Now Da-ran’s number one concern isn’t Seo Yoon-jae. Giving her a year to get over him offscreen is pretty much a godsend, in that now she’s no longer a Seo-Yoon-jae-comes-first mindless robot. She’s finally putting herself first, and has spent the year passing the teaching exam and growing from her pain, like a normal person. Honestly didn’t know she had it in her.
This puts the Body/Soul conundrum in a MUCH more interesting place. Before, Kyung-joon found himself having to compete with his shell, and always losing, which is a given. But now there’s a more interesting conflict: he’s trapped in the body of the man she least wants to see. Like of all the human beings ever. And that’s how she should feel. That’s what we wanted for her—to wake the hell up and grow a spine. Only, now she has… and he’s still trapped in that guy’s body. Whoops.
It’s a million times better a problem than the first one, which was rather simplistic. Before, the body swap wasn’t that big a problem. Sure, it was inconvenient, but fundamentally, it didn’t have a huge conflict that drove it (a mistake, I think, in expecting the body swap itself to BE the conflict). But now, the romance is pitted against the body swap in a crucial way: Will Kyung-joon ever get the girl wearing the body of the man who broke her heart? And if he succeeds, how much of that will be her residual feelings for her last love? Why we didn’t just start here is killing me. I suppose it needs some setup, but I don’t know if we needed five episodes’ worth.
Being stuck in the body that got Da-ran’s heart-eyes was bad, but now his shell actively causes her pain. And his hurt at that unfixable problem (FINALLY) starts to get me in the heart. I hope it’s a conflict that we tease out more, since Kyung-joon thankfully kept his crush going strong while he was away. The soul-body jealousy has been good from the beginning, but with this new dimension, it’s got some serious potential.

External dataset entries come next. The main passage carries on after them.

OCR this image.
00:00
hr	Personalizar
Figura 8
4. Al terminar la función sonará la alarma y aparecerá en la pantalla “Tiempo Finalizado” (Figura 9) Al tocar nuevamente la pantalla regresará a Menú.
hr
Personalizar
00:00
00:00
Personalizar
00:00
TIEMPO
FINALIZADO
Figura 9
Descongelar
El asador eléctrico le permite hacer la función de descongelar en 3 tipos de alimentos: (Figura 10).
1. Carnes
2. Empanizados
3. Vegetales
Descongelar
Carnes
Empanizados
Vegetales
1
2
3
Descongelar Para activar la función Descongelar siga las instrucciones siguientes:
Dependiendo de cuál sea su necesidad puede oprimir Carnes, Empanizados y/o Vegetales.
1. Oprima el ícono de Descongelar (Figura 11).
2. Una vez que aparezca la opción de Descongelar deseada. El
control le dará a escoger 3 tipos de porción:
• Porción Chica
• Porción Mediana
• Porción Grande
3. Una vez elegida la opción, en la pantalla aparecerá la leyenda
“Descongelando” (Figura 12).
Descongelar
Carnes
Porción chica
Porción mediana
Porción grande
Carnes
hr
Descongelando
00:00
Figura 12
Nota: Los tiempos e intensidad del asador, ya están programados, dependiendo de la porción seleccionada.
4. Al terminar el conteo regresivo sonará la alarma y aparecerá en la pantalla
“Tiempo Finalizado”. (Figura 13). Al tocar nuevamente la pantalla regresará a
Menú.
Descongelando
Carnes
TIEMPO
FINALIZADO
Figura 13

And I’m so glad that of all things, Kyung-joon learned to hate being considered a kid. It didn’t bother him before, but now the way he reacts whenever Da-ran calls him a kid or a blood clot is perfect. He’s figured out how to get the entire world to see him as a grown man, but the one woman he wants to impress still sees him as a tiny baby. He spent the first five episodes just wanting to be a kid again, which I understand but care less about. But now he desperately wants to grow up to get the girl, which tugs at the heart in a new way. I hope this is where the central conflict will stay for a good long while.